Hbase
HBase stores data in large files called HFiles; they are large in size (on the order of hundreds of MB or about GB).
When HBase wants to read, it first checks in memstore if the data is in memory from a recent update or insertion, if this data is not in memory, it will find HFiles having a range of keys that can contain the data you want (only 1 file if you are doing compression).
HFile contains many data blocks (by default, 64 KB HBase blocks), these blocks are small to provide fast random access. And at the end of the file there is an index that refers to all these blocks (with a range of keys in the block and the offset of the block in the file).
At the first reading of the HFile, the index is loaded and stored in memory for future calls, and then:
- HBase does a binary index search (fast in memory) to find the block that potentially contains the key you requested
- Once the block is located, HBase may ask the file system to read that particular 64k block with that particular offset in the file, causing one disk to attempt to load the block of data that you want to check.
- A loaded 64k HBase block will look for the key you need, and the key value is returned if it exists
If you have small HBase blocks, you will have more efficient use of the disk when doing random access, but this will increase the size of the index and the need for memory.
HDFS
All file system calls are made using HDFS, which has blocks (64 MB by default).

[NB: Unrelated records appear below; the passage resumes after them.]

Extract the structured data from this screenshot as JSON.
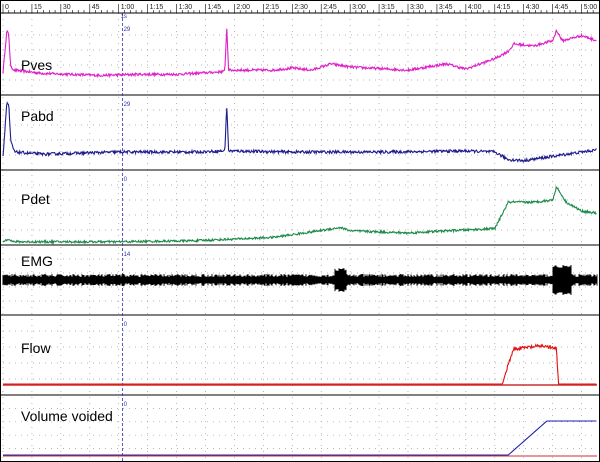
{
  "time_axis": {
    "tick_labels": [
      "0",
      "15",
      "30",
      "45",
      "1:00",
      "1:15",
      "1:30",
      "1:45",
      "2:00",
      "2:15",
      "2:30",
      "2:45",
      "3:00",
      "3:15",
      "3:30",
      "3:45",
      "4:00",
      "4:15",
      "4:30",
      "4:45",
      "5:00"
    ]
  },
  "marker": {
    "label": "1s",
    "time_s": 62
  },
  "channels": [
    {
      "id": "pves",
      "label": "Pves"
    },
    {
      "id": "pabd",
      "label": "Pabd"
    },
    {
      "id": "pdet",
      "label": "Pdet"
    },
    {
      "id": "emg",
      "label": "EMG"
    },
    {
      "id": "flow",
      "label": "Flow"
    },
    {
      "id": "vol",
      "label": "Volume voided"
    }
  ],
  "panel_scale_marks": [
    "29",
    "29",
    "0",
    "14",
    "0",
    "0"
  ],
  "colors": {
    "pves": "#e020c8",
    "pabd": "#1c1c8c",
    "pdet": "#1e8a4a",
    "emg": "#000000",
    "flow": "#e01010",
    "vol": "#2020b0",
    "baseline_red": "#c83030",
    "dots": "#9a9a9a",
    "marker": "#3030c0"
  },
  "chart_data": {
    "type": "line",
    "title": "",
    "xlabel": "",
    "ylabel": "",
    "x_unit": "min:sec",
    "xlim_seconds": [
      0,
      308
    ],
    "series": [
      {
        "name": "Pves",
        "points": [
          [
            0,
            15
          ],
          [
            2,
            55
          ],
          [
            3,
            50
          ],
          [
            4,
            20
          ],
          [
            6,
            17
          ],
          [
            20,
            14
          ],
          [
            50,
            12
          ],
          [
            70,
            13
          ],
          [
            90,
            13
          ],
          [
            110,
            15
          ],
          [
            115,
            16
          ],
          [
            116,
            58
          ],
          [
            117,
            17
          ],
          [
            140,
            17
          ],
          [
            150,
            19
          ],
          [
            160,
            17
          ],
          [
            170,
            23
          ],
          [
            180,
            20
          ],
          [
            210,
            17
          ],
          [
            230,
            23
          ],
          [
            240,
            18
          ],
          [
            255,
            28
          ],
          [
            262,
            35
          ],
          [
            265,
            42
          ],
          [
            275,
            40
          ],
          [
            285,
            45
          ],
          [
            287,
            55
          ],
          [
            290,
            45
          ],
          [
            300,
            50
          ],
          [
            308,
            45
          ]
        ]
      },
      {
        "name": "Pabd",
        "points": [
          [
            0,
            8
          ],
          [
            2,
            58
          ],
          [
            3,
            55
          ],
          [
            4,
            22
          ],
          [
            6,
            12
          ],
          [
            20,
            10
          ],
          [
            60,
            12
          ],
          [
            100,
            12
          ],
          [
            115,
            13
          ],
          [
            116,
            55
          ],
          [
            117,
            13
          ],
          [
            150,
            12
          ],
          [
            200,
            12
          ],
          [
            240,
            13
          ],
          [
            255,
            12
          ],
          [
            262,
            5
          ],
          [
            270,
            4
          ],
          [
            285,
            8
          ],
          [
            300,
            12
          ],
          [
            308,
            14
          ]
        ]
      },
      {
        "name": "Pdet",
        "points": [
          [
            0,
            2
          ],
          [
            3,
            5
          ],
          [
            5,
            2
          ],
          [
            60,
            2
          ],
          [
            100,
            3
          ],
          [
            140,
            6
          ],
          [
            160,
            11
          ],
          [
            175,
            15
          ],
          [
            180,
            12
          ],
          [
            210,
            10
          ],
          [
            230,
            12
          ],
          [
            255,
            14
          ],
          [
            262,
            38
          ],
          [
            275,
            38
          ],
          [
            285,
            40
          ],
          [
            287,
            52
          ],
          [
            292,
            38
          ],
          [
            300,
            30
          ],
          [
            308,
            28
          ]
        ]
      },
      {
        "name": "EMG",
        "points": [
          [
            0,
            0
          ],
          [
            175,
            0
          ],
          [
            290,
            0
          ],
          [
            308,
            0
          ]
        ]
      },
      {
        "name": "Flow",
        "points": [
          [
            0,
            0
          ],
          [
            259,
            0
          ],
          [
            262,
            7
          ],
          [
            265,
            12
          ],
          [
            280,
            13
          ],
          [
            287,
            12
          ],
          [
            288,
            0
          ],
          [
            308,
            0
          ]
        ]
      },
      {
        "name": "Volume voided",
        "points": [
          [
            0,
            0
          ],
          [
            262,
            0
          ],
          [
            282,
            100
          ],
          [
            290,
            100
          ],
          [
            308,
            100
          ]
        ]
      }
    ]
  }
}
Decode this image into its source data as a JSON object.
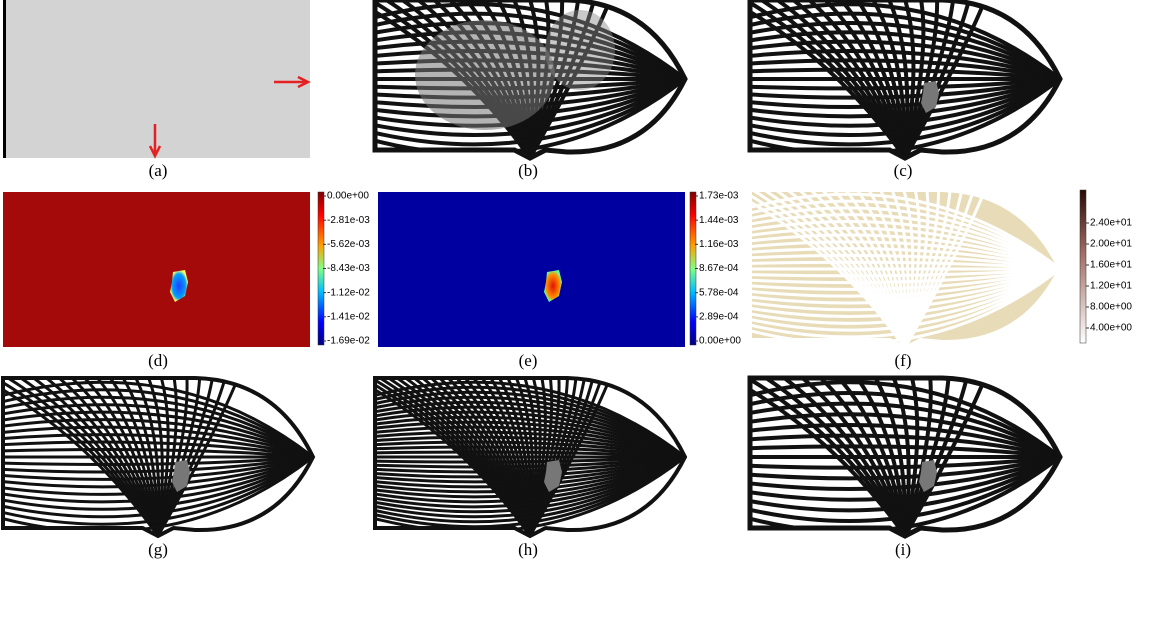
{
  "panels": [
    {
      "label": "(a)"
    },
    {
      "label": "(b)"
    },
    {
      "label": "(c)"
    },
    {
      "label": "(d)"
    },
    {
      "label": "(e)"
    },
    {
      "label": "(f)"
    },
    {
      "label": "(g)"
    },
    {
      "label": "(h)"
    },
    {
      "label": "(i)"
    }
  ],
  "colorbars": [
    {
      "ticks": [
        "0.00e+00",
        "-2.81e-03",
        "-5.62e-03",
        "-8.43e-03",
        "-1.12e-02",
        "-1.41e-02",
        "-1.69e-02"
      ]
    },
    {
      "ticks": [
        "1.73e-03",
        "1.44e-03",
        "1.16e-03",
        "8.67e-04",
        "5.78e-04",
        "2.89e-04",
        "0.00e+00"
      ]
    },
    {
      "ticks": [
        "2.40e+01",
        "2.00e+01",
        "1.60e+01",
        "1.20e+01",
        "8.00e+00",
        "4.00e+00"
      ]
    }
  ]
}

In HDFS, blocks are used to distribute and localize data, which means that a 1 GB file will be divided into 64 MB pieces, which will be distributed and replicated. These blocks are large, because to ensure that batch processing time is not only spent on finding a disk, since the data is adjacent in this fragment.
Conclusion
HBase blocks and HDFS blocks are two different things:
- HBase blocks are an indexing unit (as well as caching and compression) in HBase and provide fast random access.
- HDFS blocks are a unit of file system distribution and data location.
Adjusting the HDFS block size compared to your HBase settings and your needs will affect performance, but this is a more subtle issue.